Hello, I recently bought a Toro 721 single stage snow blower, great machine. My only concern was having to lean forward to manually move the direction of the thrower constantly. I wish I spent a bit more and got this feature. I was wondering if anyone has done any custom mods to make one yourself to adjust it on the fly like the “quick trigger” feature on other models. Thanks,
Jeff


----------



## RedOctobyr (Mar 2, 2014)

Welcome to the forum! I have a 221QR, an older model, with the Quick Chute system. I really like it, but I fear it might be a bit tricky to retrofit onto a machine without it. You could compare parts diagrams for yours, vs the version with it, to get a sense of what it might cost, if using Toro parts, I suppose. 
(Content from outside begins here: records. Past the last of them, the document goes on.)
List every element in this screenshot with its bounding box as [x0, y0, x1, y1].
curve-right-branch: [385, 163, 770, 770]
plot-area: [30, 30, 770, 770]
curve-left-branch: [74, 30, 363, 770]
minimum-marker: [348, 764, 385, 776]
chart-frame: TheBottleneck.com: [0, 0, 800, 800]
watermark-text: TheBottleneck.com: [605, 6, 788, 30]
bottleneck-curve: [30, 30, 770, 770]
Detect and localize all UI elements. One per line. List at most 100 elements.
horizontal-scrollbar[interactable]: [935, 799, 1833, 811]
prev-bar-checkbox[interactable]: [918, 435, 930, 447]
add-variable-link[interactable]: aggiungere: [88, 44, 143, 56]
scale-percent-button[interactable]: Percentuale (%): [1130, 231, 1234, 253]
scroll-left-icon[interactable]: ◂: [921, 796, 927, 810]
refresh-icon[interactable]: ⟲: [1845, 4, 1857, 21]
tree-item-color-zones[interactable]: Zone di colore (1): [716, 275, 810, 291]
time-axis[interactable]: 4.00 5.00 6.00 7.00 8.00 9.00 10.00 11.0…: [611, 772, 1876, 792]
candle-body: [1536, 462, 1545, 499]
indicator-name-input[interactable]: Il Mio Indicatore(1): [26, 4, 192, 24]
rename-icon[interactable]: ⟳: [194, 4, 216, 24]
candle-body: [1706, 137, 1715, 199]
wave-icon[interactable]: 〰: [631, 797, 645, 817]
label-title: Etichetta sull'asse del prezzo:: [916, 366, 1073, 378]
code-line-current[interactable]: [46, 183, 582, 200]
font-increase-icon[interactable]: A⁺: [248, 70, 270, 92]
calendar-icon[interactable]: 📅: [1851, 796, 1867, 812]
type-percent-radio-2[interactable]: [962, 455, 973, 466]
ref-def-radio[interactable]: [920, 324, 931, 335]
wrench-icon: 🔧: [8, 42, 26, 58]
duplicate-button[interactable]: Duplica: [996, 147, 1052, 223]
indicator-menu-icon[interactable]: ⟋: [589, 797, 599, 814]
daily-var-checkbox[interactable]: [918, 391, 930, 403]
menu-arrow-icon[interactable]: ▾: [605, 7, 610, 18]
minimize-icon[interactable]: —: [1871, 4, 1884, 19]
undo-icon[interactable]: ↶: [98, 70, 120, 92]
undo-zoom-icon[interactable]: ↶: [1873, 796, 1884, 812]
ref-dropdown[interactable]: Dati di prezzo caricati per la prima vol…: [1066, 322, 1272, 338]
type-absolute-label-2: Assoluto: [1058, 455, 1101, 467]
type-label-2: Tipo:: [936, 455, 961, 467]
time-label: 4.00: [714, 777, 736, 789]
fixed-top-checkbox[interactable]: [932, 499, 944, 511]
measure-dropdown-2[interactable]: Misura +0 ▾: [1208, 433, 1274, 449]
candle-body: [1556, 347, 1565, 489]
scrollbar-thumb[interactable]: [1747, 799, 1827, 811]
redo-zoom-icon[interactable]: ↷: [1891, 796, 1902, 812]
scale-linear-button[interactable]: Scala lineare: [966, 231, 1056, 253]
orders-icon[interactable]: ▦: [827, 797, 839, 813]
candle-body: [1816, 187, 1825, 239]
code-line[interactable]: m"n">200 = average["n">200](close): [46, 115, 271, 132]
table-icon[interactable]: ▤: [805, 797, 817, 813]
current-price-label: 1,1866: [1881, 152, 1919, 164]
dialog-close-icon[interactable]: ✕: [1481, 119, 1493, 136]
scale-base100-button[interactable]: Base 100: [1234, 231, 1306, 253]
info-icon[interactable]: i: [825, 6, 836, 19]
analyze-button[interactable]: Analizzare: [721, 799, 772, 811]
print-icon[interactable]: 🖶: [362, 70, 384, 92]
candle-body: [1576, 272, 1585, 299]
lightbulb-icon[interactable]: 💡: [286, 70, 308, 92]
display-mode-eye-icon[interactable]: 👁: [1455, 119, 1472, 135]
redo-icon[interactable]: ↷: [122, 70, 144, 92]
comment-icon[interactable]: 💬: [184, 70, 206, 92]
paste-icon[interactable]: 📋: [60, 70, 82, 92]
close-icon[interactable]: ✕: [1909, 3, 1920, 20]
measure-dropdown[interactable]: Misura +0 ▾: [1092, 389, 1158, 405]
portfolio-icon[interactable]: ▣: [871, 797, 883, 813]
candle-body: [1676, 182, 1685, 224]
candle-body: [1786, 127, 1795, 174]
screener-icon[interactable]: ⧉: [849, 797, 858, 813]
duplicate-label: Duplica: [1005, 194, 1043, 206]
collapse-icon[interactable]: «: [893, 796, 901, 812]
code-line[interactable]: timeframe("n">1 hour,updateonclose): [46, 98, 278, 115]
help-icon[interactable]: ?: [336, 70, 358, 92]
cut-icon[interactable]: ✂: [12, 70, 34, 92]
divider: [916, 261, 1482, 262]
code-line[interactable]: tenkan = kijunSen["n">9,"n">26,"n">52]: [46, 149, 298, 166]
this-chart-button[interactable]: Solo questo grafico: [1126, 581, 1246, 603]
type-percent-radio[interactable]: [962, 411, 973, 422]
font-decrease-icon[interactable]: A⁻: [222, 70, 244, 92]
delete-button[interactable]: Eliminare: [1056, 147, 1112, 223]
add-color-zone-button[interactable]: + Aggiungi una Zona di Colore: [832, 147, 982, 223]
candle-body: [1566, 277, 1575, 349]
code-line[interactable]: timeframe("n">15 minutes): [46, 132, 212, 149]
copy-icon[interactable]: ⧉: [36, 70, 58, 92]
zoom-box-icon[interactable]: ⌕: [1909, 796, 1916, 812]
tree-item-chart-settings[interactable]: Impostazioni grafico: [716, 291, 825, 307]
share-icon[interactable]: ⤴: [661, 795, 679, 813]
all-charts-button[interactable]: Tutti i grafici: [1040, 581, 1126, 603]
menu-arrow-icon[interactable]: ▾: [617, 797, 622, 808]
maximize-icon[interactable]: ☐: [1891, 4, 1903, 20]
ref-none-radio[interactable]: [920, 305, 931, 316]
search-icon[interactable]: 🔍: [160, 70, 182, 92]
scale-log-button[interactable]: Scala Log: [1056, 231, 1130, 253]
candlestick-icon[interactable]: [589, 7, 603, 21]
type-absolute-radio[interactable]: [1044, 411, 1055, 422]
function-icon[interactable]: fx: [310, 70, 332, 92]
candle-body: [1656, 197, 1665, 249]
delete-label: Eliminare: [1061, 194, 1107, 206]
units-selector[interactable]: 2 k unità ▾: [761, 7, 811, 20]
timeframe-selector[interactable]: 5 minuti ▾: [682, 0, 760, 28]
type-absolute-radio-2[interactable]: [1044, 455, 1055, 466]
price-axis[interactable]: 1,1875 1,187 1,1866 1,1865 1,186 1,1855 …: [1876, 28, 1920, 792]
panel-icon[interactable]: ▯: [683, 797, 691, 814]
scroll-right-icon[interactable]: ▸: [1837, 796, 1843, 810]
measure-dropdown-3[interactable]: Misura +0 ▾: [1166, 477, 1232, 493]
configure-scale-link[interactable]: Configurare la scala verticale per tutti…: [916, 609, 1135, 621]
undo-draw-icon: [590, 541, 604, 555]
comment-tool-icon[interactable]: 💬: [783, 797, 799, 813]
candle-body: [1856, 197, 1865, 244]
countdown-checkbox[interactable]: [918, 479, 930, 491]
The Honda HS621 single-stage didn't use a cable-actuated system. But they basically just attached a long handle to the chute. I believe the idea was you could control it without necessarily needing to walk around to the side of the machine. Perhaps something like that could be done? This video shows the handle: 





Where there's a will, there's a way. Hopefully something can be figured out to make yours a little more user-friendly. 

I was really looking for a 721 when I bought my 221! I wanted the bigger 4-stroke. But I got a deal that I couldn't pass up on my 2-stroke version. I've been happy with it, but I only got it last spring. Hoping to get some more run-time with it. Enjoy yours!


----------



## Jeffp88 (Jan 9, 2020)

Thanks for the input. That Honda snow blower handle idea might be my best bet. I’ve been doing some digging and no one has come up with a better fix other then putting an extension on the handle. I’ll come up with something and post some pictures.


----------



## inntcptr (Nov 17, 2013)

I just purchased a 721. Had the same thoughts. Looking around to see if anyone had any ideas. My ccr2000 was the same and I would just reach over the top to change chute direction. No biggie. I thought of maybe a piece of wooden broom handle and 2 hose clamps. No snow here yet and just bought it this week. I think I will give it a try.


----------



## fjb730 (Feb 20, 2021)

I had the 721 manual chute last season. It's a pretty easy handle to work and there's not always a frequent need to change the chute direction, however, I did "splurge" and bought a new one this season with the QZE for convenience mainly. I was actually planning to get the 821 QZE but they are out of stock all over! I will tell you to look out for the cable housing melting from the exhaust. It's a very poor design. I will likely look to cover it as the handle area gets hot and will likely happen again! (See pic.)


----------